全名是 Self-Monitoring, Analysis and Reporting Technology
它的報告基本上係信得過的, 根據官方資料, 命中率最少有 70% 左右啦 ~ (2008年)
以下介紹如何應用它 ^^
目錄
- 安裝檢查工具
- 檢看硬碟基本資料及有沒有啟用驗身功能
- 最簡單的檢查結果
- 即時為硬碟測試(Self-test)
- 看測試結果
- 查看有關硬碟的所有健康指數
- Offline Scan
- SCT Error Recovery Control(-l scterc)
- Compile from source
- Update smartctl s' HDD DB
- 心得
- 另外參考
學習方法
man 8 smartctl
安裝檢查工具
Debian
apt-get install smartmontools -y
Centos
yum install smartmontools -y
在 M$ 安裝方法:
在 sourceforge.net 下載 win32
檢看硬碟基本資料及有沒有啟用驗身功能
基本資料
smartctl -i /dev/hda
如果 SMART support is: Disabled 那就要啟動它了.
=== START OF INFORMATION SECTION ===
Device Model: ST500DM002-1BC142
Serial Number: S2A38N69
Firmware Version: JC4B
User Capacity: 500,107,862,016 bytes
Device is: Not in smartctl database [for details use: -P showall]
ATA Version is: 8
ATA Standard is: ATA-8-ACS revision 4
Local Time is: Wed May 2 01:32:34 2012 HKT
SMART support is: Available - device has SMART capability.
SMART support is: Enabled
在 HDD 上啟用了 smart 功能
smartctl -s on /dev/hda
-s VALUE, --smart=VALUE
保存 SMART 記錄
# 在 HardDisk 斷電後, smart 的數據仍能保存
-S VALUE, --saveauto=VALUE
Example:
smartctl -S on /dev/sdb
=== START OF ENABLE/DISABLE COMMANDS SECTION === SMART Attribute Autosave Enabled.
smartctl -a /dev/sdb
SMART capabilities: (0x0003) Saves SMART data before entering power-saving mode. Supports SMART auto save timer.
最簡單的檢查結果
smartctl -H /dev/hda
報告只有 PASSED 或 FAILED 兩回應 ...
=== START OF READ SMART DATA SECTION ===
SMART overall-health self-assessment test result: PASSED
即時為硬碟測試(Self-test)
Executes TEST immediately
-t <type>
* running self-test can => degrade performance of the drive
Test type:
offline # 1. No entry is placed in the selftest log.

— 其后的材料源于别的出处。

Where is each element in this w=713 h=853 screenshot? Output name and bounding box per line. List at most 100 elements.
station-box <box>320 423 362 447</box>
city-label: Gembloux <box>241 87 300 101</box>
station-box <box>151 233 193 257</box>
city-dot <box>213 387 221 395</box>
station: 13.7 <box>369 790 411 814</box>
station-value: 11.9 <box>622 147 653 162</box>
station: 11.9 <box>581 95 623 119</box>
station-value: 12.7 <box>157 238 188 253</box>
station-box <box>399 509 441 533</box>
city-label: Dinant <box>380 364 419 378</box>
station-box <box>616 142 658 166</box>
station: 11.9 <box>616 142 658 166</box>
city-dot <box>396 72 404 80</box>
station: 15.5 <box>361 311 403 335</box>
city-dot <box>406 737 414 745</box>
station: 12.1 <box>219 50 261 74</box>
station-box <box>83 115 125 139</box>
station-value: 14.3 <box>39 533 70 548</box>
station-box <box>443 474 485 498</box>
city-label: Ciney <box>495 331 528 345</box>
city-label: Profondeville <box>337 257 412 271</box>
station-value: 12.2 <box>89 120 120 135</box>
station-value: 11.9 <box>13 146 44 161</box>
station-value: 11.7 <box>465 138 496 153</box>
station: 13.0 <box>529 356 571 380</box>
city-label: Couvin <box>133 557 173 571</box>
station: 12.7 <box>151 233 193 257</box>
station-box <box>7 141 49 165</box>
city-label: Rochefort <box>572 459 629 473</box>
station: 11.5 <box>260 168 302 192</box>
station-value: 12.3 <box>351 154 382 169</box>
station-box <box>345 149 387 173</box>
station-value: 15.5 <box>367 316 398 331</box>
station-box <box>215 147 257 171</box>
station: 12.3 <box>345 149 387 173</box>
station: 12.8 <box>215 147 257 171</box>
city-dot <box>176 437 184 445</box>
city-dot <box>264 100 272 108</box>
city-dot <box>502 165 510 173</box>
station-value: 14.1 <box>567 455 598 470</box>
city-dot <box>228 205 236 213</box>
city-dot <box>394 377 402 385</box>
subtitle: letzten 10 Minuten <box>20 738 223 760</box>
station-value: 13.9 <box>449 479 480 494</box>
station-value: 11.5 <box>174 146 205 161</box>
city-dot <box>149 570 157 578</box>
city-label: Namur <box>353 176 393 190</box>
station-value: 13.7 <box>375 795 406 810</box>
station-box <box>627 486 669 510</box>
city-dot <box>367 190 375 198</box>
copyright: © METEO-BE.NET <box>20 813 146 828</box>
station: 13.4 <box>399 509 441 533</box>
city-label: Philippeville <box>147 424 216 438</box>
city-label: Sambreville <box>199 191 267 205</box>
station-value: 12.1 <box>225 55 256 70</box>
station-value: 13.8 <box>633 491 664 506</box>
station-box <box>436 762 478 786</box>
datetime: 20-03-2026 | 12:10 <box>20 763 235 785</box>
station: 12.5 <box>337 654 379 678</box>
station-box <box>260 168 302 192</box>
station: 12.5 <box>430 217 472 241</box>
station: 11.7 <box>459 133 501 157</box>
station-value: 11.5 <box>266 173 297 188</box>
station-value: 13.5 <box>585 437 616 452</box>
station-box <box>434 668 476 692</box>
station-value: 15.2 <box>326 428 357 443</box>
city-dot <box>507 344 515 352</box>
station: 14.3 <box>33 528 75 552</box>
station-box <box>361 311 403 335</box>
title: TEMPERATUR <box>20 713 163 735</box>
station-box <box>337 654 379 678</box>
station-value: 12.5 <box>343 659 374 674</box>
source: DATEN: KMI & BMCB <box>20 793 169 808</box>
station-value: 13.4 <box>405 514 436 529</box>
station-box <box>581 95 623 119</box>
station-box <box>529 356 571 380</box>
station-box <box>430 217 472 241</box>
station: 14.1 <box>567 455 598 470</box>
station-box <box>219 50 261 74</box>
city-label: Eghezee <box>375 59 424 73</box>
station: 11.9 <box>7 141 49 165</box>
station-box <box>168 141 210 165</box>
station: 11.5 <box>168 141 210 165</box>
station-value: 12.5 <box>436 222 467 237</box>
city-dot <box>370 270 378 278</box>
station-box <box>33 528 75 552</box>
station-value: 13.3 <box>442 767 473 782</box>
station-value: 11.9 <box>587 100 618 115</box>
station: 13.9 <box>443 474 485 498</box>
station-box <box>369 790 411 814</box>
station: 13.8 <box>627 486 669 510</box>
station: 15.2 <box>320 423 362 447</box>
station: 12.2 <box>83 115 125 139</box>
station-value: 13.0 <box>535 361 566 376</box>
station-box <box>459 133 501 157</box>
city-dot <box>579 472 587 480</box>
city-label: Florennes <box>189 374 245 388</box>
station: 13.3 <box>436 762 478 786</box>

# 2. The effects of this test are visible only in that it updates the SMART offline Attribute values
short # 立即聽到 harddisk 在做野 (check the electrical and mechanical performance)
long # 相當於 Offline Extended self-test
conveyance(輸送) # intended to identify damage incurred during transporting of the device
select,M-N # to test a range of disk LBAs
pending,N
afterselect,on afterselect,off
Example:
smartctl -t short /dev/sde
Testing has begun. Please wait 2 minutes for test to complete. Test will complete after Sat Dec 18 17:10:35 2010 Use smartctl -X to abort test.
Test with usb disk
smartctl -d sat -t offline /dev/sdd
=== START OF OFFLINE IMMEDIATE AND SELF-TEST SECTION ===
Sending command: "Execute SMART off-line routine immediately in off-line mode".
Drive command "Execute SMART off-line routine immediately in off-line mode" successful.
Testing has begun.
Please wait 426 seconds for test to complete.
Test will complete after Sat May 6 01:06:43 2017
Use smartctl -X to abort test.
Test 所需的時間
對 80G / 7200 rpm 的硬碟來講
- short 大約要要 2 min
- conveyance 大約要 5 min
- long 大約要 38 min
想在過程中強制中止
smartctl -X
想知幾耐後完成
心急的朋友, 如果想查看仍有多久才測試完成, 可以用 -c (--capabilities) 指令
# -c, --capabilities (SMART commands)
smartctl -c /dev/hda
Self-test execution status: ( 247) Self-test routine in progress... 70% of test remaining. .................................... Short self-test routine recommended polling time: ( 1) minutes. ....................................
一段時間後:
Self-test execution status: ( 0) The previous self-test routine completed without error or no self-test has ever been run.
capabilities list (查看支持什麼 test)
capabilities: (0x7b) SMART execute Offline immediate.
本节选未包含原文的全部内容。